Klinische Neurophysiologie 2013; 44 - P51
DOI: 10.1055/s-0033-1337192

Der relative Beitrag der Fascia thoracolumbalis an der Entstehung von Rückenschmerzen beim Menschen

A Schilder 1, W Magerl 1, J Benrath 2, RD Treede 1, T Klein 1
  • 1Lehrstuhl für Neurophysiologie, CBTM, Medizinische Fakultät Mannheim, Universität Heidelberg, Mannheim, Deutschland
  • 2Schmerzzentrum, Klinik für Anästhesie und operative Intensivmedizin, Mannheim, Mannheim, Deutschland

Einleitung:

Tierexperimentelle Befunde legen nahe, dass die Fascia thoracolumbalis (FT) einen entscheidenden Faktor bei der Pathogenese lumbaler Rückenschmerzen (LBP) spielen könnte. In einer humanexperimentellen Studie haben wir den relativen Beitrag unterschiedlicher Tiefengewebe (Subkutis, Faszie und Muskel) an der Entstehung von LBP untersucht.

Material/Methode:

In einer dreifach-cross-over Studie wurden mithilfe einer ultraschallgesteuerten Bolus-Injektion 400 µl hypertone NaCl-Lösung (5,8%) auf Höhe L3 und L4 in entweder die Subkutis, FT oder den Musculus erector spinae (MES) von 12 gesunden Probanden (6 Frauen; 24 ± 1,5 Jahren (MW ± SD)) injiziert. Die Reihenfolge der einzelnen Injektionen wurde über die Probanden balanciert. Um Übertragungseffekte ausschließen zu können lagen zwischen den Versuchstagen mindestens fünf Tage. Als Kontrolle diente eine Injektion isotoner NaCl-Lösung (0,9%) auf der kontralateralen Seite. Während einer Dauer von 25 Minuten wurde die Schmerzhaftigkeit der NaCl-Injektion anhand einer numerischen Rating Skala (NRS 0 – 100) erfasst. Auch die Druckschmerzschwellen (PPT) über dem betroffenen Areal wurden vor und nach jeder Injektion bestimmt. Des Weiteren wurden Schmerzqualität und Schmerzausstrahlung erfragt. Um eine sekundäre Normalverteilung zu erreichen, wurden sowohl die Schmerzratings als auch die PPT's log-transformiert und nachfolgend mit ANOVA analysiert.

Ergebnisse:

Die maximale Schmerzintensität war nach intramuskulärer hypertoner NaCl-Injektion (re-transformierte MW 18,0/100 NRS) im Vergleich zur intrafaszialen Injektion (43,2/100) um 58% (p < 0,01) und im Vergleich zur subkutanen Injektion (30,4/100) um 41% (p < 0,05) erniedrigt (ANOVA; F = 8,1, p < 0,01). Der zeitliche Verlauf der Schmerzintensitäten innerhalb 15 Minuten nach erfolgter hypertoner NaCl-Injektion wies zwischen allen Geweben signifikante Unterschiede auf (alle p < 0,0001).

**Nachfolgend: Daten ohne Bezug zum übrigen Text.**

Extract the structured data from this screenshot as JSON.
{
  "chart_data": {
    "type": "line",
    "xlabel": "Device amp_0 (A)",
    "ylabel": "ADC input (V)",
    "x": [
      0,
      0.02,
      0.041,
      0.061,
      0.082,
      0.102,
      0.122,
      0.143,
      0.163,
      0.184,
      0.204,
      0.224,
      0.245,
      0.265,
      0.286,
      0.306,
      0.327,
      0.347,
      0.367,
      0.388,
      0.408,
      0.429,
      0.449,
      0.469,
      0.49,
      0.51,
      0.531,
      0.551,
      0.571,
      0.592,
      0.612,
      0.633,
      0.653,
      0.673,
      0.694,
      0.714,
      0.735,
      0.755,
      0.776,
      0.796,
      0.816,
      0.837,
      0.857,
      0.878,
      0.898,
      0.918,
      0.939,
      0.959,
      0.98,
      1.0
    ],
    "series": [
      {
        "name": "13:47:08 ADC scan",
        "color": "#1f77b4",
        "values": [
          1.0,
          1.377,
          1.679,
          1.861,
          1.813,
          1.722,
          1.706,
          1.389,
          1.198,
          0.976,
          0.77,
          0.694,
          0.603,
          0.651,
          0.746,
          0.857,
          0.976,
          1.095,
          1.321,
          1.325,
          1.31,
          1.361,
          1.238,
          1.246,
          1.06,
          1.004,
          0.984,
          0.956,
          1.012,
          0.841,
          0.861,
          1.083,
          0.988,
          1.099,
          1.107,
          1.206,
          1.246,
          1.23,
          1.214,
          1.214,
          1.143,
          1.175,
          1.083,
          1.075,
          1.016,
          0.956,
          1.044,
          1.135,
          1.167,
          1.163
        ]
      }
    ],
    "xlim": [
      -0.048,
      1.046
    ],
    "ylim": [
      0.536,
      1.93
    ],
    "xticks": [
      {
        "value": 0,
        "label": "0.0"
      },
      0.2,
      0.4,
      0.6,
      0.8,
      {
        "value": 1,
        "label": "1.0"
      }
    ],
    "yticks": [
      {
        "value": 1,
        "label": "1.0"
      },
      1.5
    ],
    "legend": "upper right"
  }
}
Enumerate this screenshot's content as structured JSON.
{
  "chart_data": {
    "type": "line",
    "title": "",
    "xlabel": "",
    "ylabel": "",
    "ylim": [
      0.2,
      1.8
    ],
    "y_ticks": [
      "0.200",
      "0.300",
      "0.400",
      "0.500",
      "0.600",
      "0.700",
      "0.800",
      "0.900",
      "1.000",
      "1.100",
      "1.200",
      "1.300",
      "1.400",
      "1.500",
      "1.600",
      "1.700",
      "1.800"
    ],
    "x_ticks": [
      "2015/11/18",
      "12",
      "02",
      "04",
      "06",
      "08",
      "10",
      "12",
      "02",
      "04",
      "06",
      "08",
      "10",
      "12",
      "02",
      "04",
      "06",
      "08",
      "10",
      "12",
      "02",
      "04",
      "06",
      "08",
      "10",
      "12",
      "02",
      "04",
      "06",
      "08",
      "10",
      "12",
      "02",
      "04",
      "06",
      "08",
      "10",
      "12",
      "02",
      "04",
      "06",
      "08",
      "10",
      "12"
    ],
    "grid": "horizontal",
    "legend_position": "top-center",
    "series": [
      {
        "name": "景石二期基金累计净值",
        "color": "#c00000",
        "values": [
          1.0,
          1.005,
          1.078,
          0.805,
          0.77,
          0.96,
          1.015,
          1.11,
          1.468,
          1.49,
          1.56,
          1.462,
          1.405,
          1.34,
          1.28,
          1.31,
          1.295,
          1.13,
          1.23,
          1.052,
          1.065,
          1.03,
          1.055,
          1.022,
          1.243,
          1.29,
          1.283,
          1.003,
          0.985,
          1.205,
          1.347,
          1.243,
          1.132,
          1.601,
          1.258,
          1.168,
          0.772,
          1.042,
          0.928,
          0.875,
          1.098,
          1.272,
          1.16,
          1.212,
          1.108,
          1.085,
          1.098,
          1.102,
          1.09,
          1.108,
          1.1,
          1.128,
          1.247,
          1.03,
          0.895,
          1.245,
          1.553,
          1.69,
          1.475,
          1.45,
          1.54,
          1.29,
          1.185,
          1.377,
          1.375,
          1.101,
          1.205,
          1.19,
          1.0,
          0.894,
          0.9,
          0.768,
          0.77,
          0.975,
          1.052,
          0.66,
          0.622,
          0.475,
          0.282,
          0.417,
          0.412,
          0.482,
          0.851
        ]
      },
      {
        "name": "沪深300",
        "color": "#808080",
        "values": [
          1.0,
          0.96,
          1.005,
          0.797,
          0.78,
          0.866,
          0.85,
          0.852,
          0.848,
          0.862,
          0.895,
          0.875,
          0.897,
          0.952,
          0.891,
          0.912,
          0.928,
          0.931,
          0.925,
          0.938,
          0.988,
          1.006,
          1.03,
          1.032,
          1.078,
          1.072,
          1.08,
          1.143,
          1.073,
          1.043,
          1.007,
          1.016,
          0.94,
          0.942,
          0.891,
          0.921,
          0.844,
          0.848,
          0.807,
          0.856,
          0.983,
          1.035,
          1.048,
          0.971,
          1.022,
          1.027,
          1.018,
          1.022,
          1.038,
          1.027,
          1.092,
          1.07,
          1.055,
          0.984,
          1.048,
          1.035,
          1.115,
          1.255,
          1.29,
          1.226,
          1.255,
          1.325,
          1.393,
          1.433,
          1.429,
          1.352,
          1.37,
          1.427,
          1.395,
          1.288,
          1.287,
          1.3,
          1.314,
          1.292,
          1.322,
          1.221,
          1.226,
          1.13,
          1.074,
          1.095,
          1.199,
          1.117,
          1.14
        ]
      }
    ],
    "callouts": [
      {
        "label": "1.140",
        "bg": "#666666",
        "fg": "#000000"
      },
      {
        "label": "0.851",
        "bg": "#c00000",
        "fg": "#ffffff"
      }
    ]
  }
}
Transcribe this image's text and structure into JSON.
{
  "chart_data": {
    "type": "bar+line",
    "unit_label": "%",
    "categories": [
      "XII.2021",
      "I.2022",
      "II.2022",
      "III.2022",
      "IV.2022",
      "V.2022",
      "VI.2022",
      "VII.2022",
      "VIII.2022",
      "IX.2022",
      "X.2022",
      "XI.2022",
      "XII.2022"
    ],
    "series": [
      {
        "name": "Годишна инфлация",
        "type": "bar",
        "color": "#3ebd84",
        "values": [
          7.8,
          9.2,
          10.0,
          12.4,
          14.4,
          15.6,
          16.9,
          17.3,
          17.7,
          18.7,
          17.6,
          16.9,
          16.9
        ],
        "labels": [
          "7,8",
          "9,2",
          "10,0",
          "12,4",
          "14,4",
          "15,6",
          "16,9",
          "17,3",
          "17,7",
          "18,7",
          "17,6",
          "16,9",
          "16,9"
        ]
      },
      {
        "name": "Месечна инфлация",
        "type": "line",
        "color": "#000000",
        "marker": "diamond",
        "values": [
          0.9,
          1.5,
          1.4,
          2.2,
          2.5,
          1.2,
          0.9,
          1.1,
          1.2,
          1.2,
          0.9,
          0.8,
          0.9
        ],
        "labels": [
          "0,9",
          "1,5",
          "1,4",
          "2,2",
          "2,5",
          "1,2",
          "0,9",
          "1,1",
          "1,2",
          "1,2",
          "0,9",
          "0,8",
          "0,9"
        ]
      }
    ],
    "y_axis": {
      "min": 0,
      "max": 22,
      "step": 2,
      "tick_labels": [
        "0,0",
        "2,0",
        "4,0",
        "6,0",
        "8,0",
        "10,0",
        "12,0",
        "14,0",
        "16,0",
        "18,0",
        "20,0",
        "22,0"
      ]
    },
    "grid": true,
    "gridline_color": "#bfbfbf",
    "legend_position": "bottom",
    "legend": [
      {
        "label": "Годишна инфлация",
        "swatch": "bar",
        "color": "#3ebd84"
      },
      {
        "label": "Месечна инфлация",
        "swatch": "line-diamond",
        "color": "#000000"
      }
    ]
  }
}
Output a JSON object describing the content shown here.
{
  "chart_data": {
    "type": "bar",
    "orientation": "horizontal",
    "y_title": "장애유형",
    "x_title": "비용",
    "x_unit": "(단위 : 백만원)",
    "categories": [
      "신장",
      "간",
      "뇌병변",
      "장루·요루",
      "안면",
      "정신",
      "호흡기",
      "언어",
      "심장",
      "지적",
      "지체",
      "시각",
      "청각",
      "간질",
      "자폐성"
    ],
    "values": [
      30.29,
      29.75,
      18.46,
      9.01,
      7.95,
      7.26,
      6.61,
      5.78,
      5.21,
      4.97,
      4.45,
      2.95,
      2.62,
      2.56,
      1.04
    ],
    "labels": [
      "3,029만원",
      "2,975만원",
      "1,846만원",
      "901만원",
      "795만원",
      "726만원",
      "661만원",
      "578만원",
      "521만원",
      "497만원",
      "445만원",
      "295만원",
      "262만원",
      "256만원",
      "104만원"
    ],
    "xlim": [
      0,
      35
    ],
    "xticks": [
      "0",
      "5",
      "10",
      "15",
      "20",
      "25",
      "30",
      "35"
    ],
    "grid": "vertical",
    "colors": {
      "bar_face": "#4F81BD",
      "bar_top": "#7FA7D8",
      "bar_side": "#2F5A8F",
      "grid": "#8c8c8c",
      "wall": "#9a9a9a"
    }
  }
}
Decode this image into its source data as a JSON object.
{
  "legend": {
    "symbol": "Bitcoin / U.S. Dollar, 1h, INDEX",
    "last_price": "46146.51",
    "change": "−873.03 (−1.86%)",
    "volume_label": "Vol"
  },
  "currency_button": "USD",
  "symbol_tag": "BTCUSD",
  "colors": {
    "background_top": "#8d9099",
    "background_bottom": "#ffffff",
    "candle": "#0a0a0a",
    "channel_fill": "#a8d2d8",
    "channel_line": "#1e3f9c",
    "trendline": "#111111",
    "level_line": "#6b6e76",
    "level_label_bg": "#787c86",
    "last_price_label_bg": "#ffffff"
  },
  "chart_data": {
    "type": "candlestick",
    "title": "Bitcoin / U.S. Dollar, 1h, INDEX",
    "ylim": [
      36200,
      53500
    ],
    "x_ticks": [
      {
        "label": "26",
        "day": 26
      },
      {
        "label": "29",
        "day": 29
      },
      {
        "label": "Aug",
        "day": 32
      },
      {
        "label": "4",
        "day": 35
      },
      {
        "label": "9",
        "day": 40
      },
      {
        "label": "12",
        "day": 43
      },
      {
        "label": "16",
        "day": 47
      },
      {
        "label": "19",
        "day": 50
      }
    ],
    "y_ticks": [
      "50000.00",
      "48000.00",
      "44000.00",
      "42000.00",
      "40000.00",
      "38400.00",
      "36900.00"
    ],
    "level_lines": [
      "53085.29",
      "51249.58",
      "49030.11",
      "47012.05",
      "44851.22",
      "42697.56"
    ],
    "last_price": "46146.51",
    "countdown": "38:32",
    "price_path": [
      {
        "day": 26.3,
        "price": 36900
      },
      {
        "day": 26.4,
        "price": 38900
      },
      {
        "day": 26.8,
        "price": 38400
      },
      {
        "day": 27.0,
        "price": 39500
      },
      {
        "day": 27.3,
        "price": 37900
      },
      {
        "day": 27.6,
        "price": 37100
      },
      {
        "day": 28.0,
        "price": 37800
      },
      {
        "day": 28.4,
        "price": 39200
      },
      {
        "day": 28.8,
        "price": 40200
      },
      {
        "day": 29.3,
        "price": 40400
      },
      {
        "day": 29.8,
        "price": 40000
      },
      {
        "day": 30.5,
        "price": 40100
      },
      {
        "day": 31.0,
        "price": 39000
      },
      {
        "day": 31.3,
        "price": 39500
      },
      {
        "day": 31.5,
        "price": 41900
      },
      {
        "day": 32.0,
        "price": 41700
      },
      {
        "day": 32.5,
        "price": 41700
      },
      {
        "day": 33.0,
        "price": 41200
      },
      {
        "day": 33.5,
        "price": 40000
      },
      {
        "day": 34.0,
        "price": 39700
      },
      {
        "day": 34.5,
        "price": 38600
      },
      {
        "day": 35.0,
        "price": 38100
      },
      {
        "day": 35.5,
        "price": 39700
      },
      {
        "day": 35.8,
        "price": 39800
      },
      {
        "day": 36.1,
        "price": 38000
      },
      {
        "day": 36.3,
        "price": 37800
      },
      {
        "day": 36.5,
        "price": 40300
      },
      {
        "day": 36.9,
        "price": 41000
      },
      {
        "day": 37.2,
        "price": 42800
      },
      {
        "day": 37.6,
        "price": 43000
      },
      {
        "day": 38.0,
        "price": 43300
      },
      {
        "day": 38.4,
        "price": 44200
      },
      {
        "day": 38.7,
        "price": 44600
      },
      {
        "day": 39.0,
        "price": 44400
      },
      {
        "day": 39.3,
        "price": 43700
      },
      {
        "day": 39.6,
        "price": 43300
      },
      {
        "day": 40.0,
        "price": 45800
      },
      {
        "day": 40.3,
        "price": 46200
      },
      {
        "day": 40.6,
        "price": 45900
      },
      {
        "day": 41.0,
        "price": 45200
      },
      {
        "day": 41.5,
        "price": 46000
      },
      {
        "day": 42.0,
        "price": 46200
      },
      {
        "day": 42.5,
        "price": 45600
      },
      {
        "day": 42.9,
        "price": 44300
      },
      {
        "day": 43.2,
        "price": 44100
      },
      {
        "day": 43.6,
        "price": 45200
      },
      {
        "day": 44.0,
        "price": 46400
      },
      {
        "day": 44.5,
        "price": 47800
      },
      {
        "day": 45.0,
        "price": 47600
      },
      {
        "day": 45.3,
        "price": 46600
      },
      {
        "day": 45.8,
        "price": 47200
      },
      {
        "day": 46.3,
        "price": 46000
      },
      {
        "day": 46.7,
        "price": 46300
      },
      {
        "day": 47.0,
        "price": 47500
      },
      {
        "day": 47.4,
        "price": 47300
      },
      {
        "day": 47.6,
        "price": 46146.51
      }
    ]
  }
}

Es zeigte sich eine Sensibilisierung auf Druckschmerz nach erfolgter intramuskulärer hypertoner NaCl-Injektion (ANOVA; Faktor: Gewebe x NaCl-Konzentration; F = 5,3, p < 0,05). Die mittlere PPT war nach intramuskulärer Injektion gegenüber der Baseline und der Kontrollseite um 10,1% reduziert (p < 0,01 vs. Baseline), wohingegen nach Injektion in die Faszie (+6,7%; p < 0,05 vs. MES) und Subkutis (+3,1%; p < 0,05 vs. MES) keine signifikante Veränderung der Druckschmerzempfindlichkeit gegenüber der Baseline nachzuweisen war.

Eine Injektion hypertoner Kochsalzlösung in die FT führte zu einer erhöhten Schmerzausstrahlung (p < 0,01 vs. ES und p < 0,05 vs. Subkutis) und zu affektiven und sensorischen Schmerzqualitäten.

Diskussion:

In dieser Studie wird eine mögliche Beteiligung der Fascia thoracolumbalis bei der Entstehung von LBP aufgezeigt. Möglicherweise kann eine erhöhte Schmerzhaftigkeit der Faszie, hier induziert durch Natriumchlorid, als positiver Vorhersagefaktor sowie als Ursache zur Entstehung von LBP bewertet werden.

Gefördert durch BMBF (Förderkennzeichen: 01EC1010B).